The fossil bone has a `.^(14)C` : `.^(12)C` ratio, which is `[(1)/(16)]` of that in a living animal bone. If the half -life of `.^(14)C` is `5730` years, then the age of the fossil bone is :

To find the age of the fossil bone based on the given ratio of carbon isotopes and the half-life of carbon-14, we can follow these steps: ### Step-by-step Solution: 1. **Understanding the Ratio**: - The ratio of \( ^{14}C \) to \( ^{12}C \) in the fossil bone is given as \( \frac{1}{16} \) of that in a living animal bone. - Let’s denote the initial amount of \( ^{14}C \) in a living animal bone as \( N_0 \). Therefore, in the fossil bone, the amount of \( ^{14}C \) is \( \frac{N_0}{16} \). 2. **Using the Half-life Formula**: - The relationship between the remaining quantity of a radioactive substance and its half-life can be expressed as: \[ N = N_0 \left( \frac{1}{2} \right)^n \] - Here, \( N \) is the remaining quantity, \( N_0 \) is the initial quantity, and \( n \) is the number of half-lives that have passed. 3. **Setting Up the Equation**: - From the information given, we can set up the equation: \[ \frac{N_0}{16} = N_0 \left( \frac{1}{2} \right)^n \] - Dividing both sides by \( N_0 \) (assuming \( N_0 \neq 0 \)): \[ \frac{1}{16} = \left( \frac{1}{2} \right)^n \] 4. **Expressing \( \frac{1}{16} \) as a Power of 2**: - We know that \( \frac{1}{16} = \frac{1}{2^4} \).
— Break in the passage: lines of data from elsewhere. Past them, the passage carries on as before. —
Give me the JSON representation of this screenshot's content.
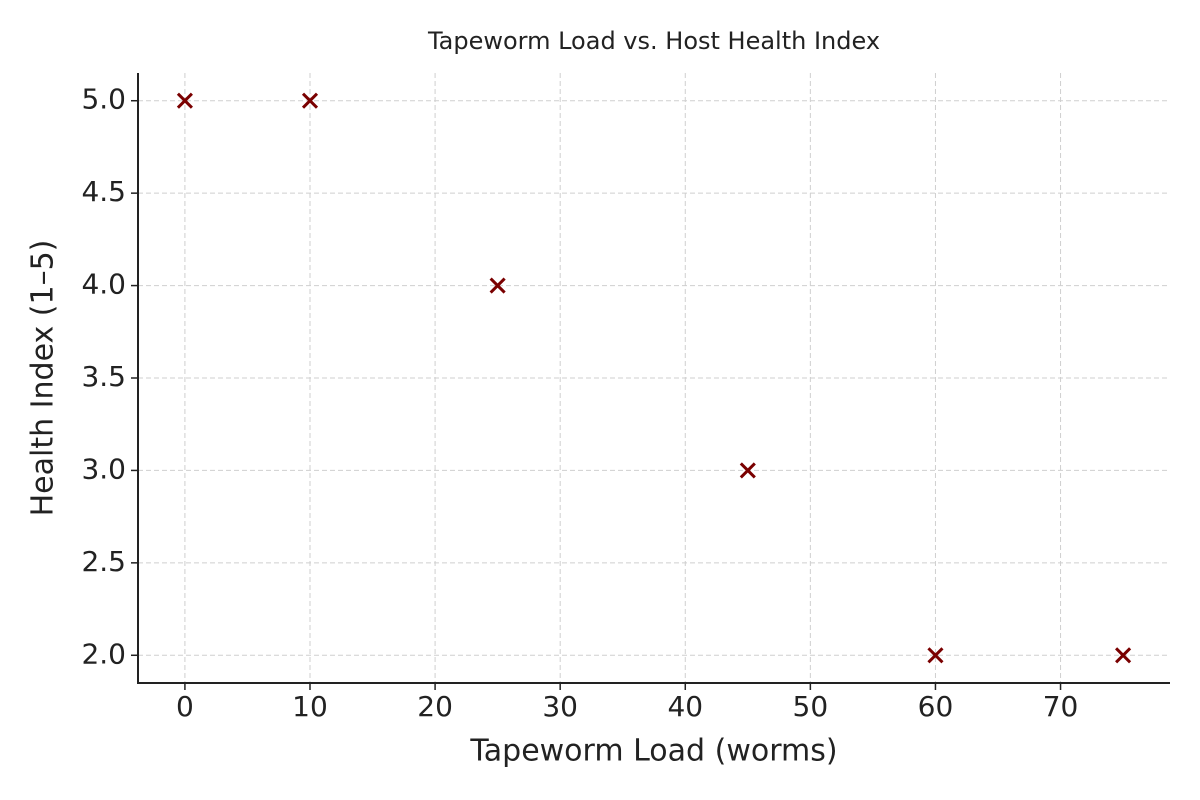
{
  "chart_data": {
    "type": "scatter",
    "title": "Tapeworm Load vs. Host Health Index",
    "x_label": "Tapeworm Load (worms)",
    "y_label": "Health Index (1–5)",
    "x": [
      0,
      10,
      25,
      45,
      60,
      75
    ],
    "values": [
      5,
      5,
      4,
      3,
      2,
      2
    ],
    "color": "#7a0000",
    "marker": "x",
    "xlim": [
      -3.75,
      78.75
    ],
    "xticks": [
      0,
      10,
      20,
      30,
      40,
      50,
      60,
      70
    ],
    "ylim": [
      1.85,
      5.15
    ],
    "yticks": [
      {
        "value": 2,
        "label": "2.0"
      },
      2.5,
      {
        "value": 3,
        "label": "3.0"
      },
      3.5,
      {
        "value": 4,
        "label": "4.0"
      },
      4.5,
      {
        "value": 5,
        "label": "5.0"
      }
    ],
    "grid": true
  }
}
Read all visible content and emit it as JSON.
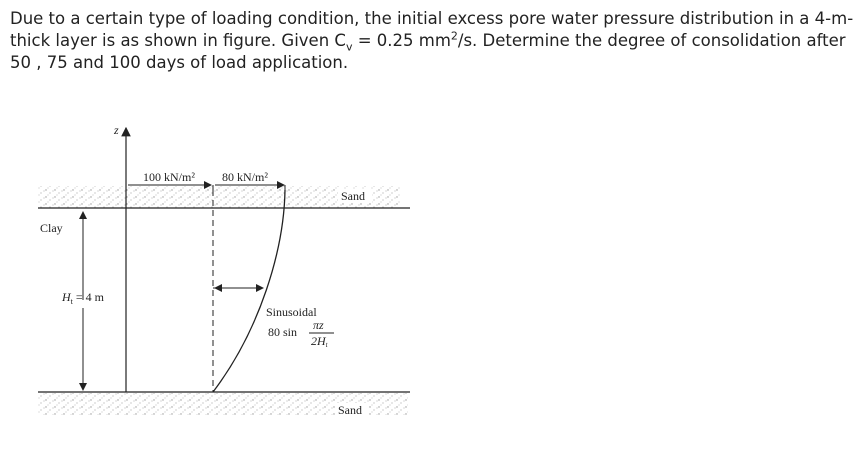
{
  "question": {
    "line1": "Due to a certain type of loading condition, the initial excess pore water pressure distribution in a 4-m-",
    "line2": [
      "thick layer is as shown in figure. Given C",
      "v",
      " = 0.25 mm",
      "2",
      "/s. Determine the degree of consolidation after"
    ],
    "line3": "50 , 75 and 100 days of load application."
  },
  "figure": {
    "axis_label": "z",
    "load_left": "100 kN/m²",
    "load_right": "80 kN/m²",
    "sand_top": "Sand",
    "clay": "Clay",
    "thickness": [
      "H",
      "t",
      " = 4 m"
    ],
    "curve_label": "Sinusoidal",
    "formula_prefix": "80 sin",
    "formula_numerator": "πz",
    "formula_denominator": [
      "2H",
      "t"
    ],
    "sand_bottom": "Sand"
  }
}
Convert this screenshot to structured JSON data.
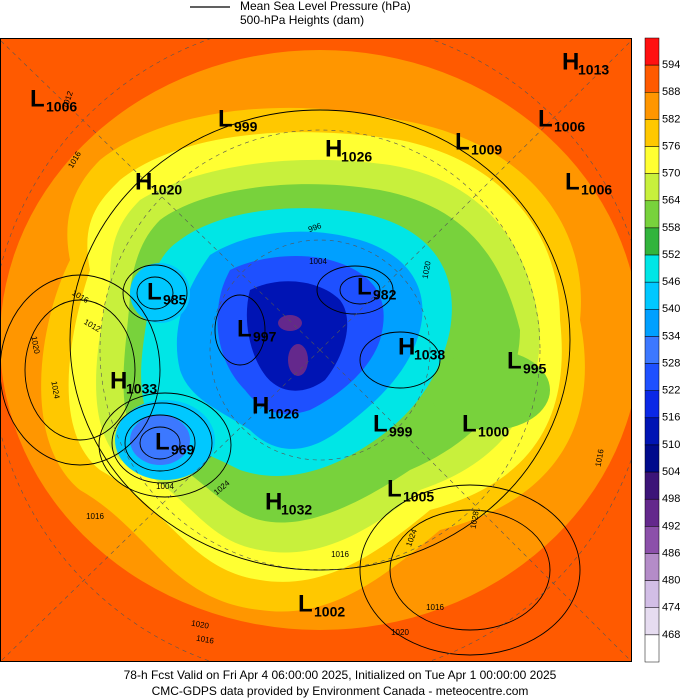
{
  "legend": {
    "line1": "Mean Sea Level Pressure (hPa)",
    "line2": "500-hPa Heights (dam)"
  },
  "centers": [
    {
      "type": "L",
      "value": 1006
    },
    {
      "type": "L",
      "value": 999
    },
    {
      "type": "H",
      "value": 1026
    },
    {
      "type": "L",
      "value": 1009
    },
    {
      "type": "H",
      "value": 1013
    },
    {
      "type": "L",
      "value": 1006
    },
    {
      "type": "L",
      "value": 1006
    },
    {
      "type": "H",
      "value": 1020
    },
    {
      "type": "L",
      "value": 985
    },
    {
      "type": "L",
      "value": 982
    },
    {
      "type": "L",
      "value": 997
    },
    {
      "type": "H",
      "value": 1038
    },
    {
      "type": "L",
      "value": 995
    },
    {
      "type": "H",
      "value": 1033
    },
    {
      "type": "L",
      "value": 969
    },
    {
      "type": "H",
      "value": 1026
    },
    {
      "type": "L",
      "value": 999
    },
    {
      "type": "L",
      "value": 1000
    },
    {
      "type": "L",
      "value": 1005
    },
    {
      "type": "H",
      "value": 1032
    },
    {
      "type": "L",
      "value": 1002
    }
  ],
  "isobar_labels": [
    1012,
    1016,
    1016,
    1012,
    1020,
    1024,
    1004,
    1016,
    1024,
    1016,
    1020,
    1016,
    1020,
    1016,
    1028,
    1024,
    1016,
    1020,
    996,
    1004
  ],
  "colorbar": {
    "ticks": [
      594,
      588,
      582,
      576,
      570,
      564,
      558,
      552,
      546,
      540,
      534,
      528,
      522,
      516,
      510,
      504,
      498,
      492,
      486,
      480,
      474,
      468
    ],
    "colors": [
      "#ff1010",
      "#ff5a00",
      "#ff9600",
      "#ffc800",
      "#ffff32",
      "#c8f03c",
      "#78d23c",
      "#32b43c",
      "#00e6e6",
      "#00c8ff",
      "#00a0ff",
      "#3c78ff",
      "#1e50ff",
      "#0a28e6",
      "#0014b4",
      "#000a8c",
      "#3c1478",
      "#64288c",
      "#8c50aa",
      "#b48cc8",
      "#d2bee6",
      "#e6dcf0",
      "#ffffff"
    ]
  },
  "footer": {
    "line1": "78-h Fcst Valid on Fri Apr  4 06:00:00 2025, Initialized on Tue Apr  1 00:00:00 2025",
    "line2": "CMC-GDPS data provided by Environment Canada - meteocentre.com"
  }
}
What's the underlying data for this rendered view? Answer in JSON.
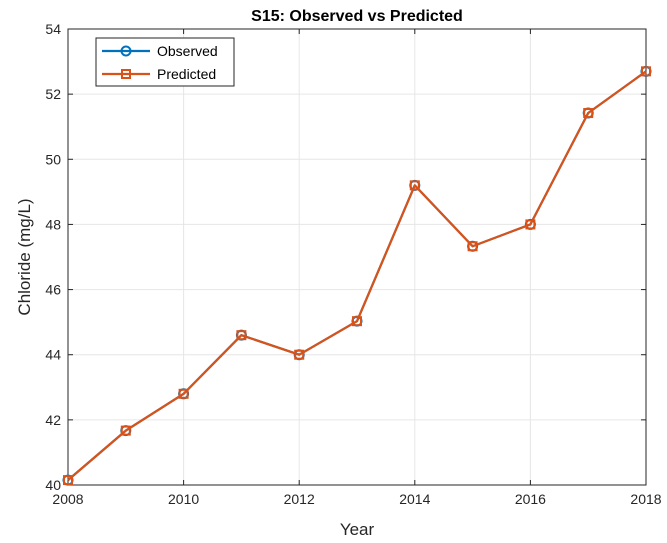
{
  "chart_data": {
    "type": "line",
    "title": "S15: Observed vs Predicted",
    "xlabel": "Year",
    "ylabel": "Chloride (mg/L)",
    "xlim": [
      2008,
      2018
    ],
    "ylim": [
      40,
      54
    ],
    "xticks": [
      2008,
      2010,
      2012,
      2014,
      2016,
      2018
    ],
    "yticks": [
      40,
      42,
      44,
      46,
      48,
      50,
      52,
      54
    ],
    "grid": true,
    "legend_position": "top-left",
    "x": [
      2008,
      2009,
      2010,
      2011,
      2012,
      2013,
      2014,
      2015,
      2016,
      2017,
      2018
    ],
    "series": [
      {
        "name": "Observed",
        "marker": "circle",
        "color": "#0072BD",
        "values": [
          40.15,
          41.67,
          42.8,
          44.6,
          44.0,
          45.03,
          49.2,
          47.33,
          48.0,
          51.42,
          52.7
        ]
      },
      {
        "name": "Predicted",
        "marker": "square",
        "color": "#D95319",
        "values": [
          40.15,
          41.67,
          42.8,
          44.6,
          44.0,
          45.03,
          49.2,
          47.33,
          48.0,
          51.42,
          52.7
        ]
      }
    ]
  }
}
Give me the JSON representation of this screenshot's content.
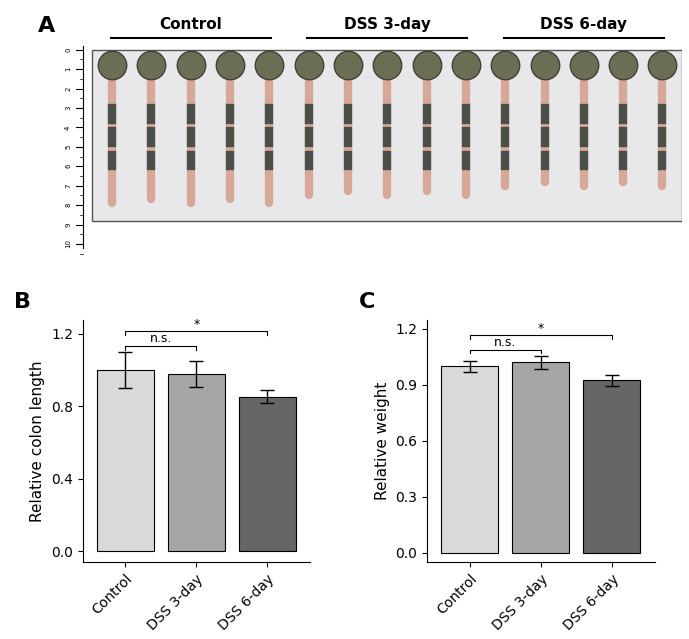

Thus, we can rewrite the equation as: \[ \frac{1}{2^4} = \left( \frac{1}{2} \right)^n \] - This implies that: \[ n = 4 \] 5. **Calculating the Age of the Fossil**: - The age of the fossil can be calculated using the formula: \[ \text{Age} = n \times \text{half-life} \] - Given that the half-life of \( ^{14}C \) is \( 5730 \) years, we can substitute the values: \[ \text{Age} = 4 \times 5730 = 22920 \text{ years} \] ### Final Answer: The age of the fossil bone is **22920 years**.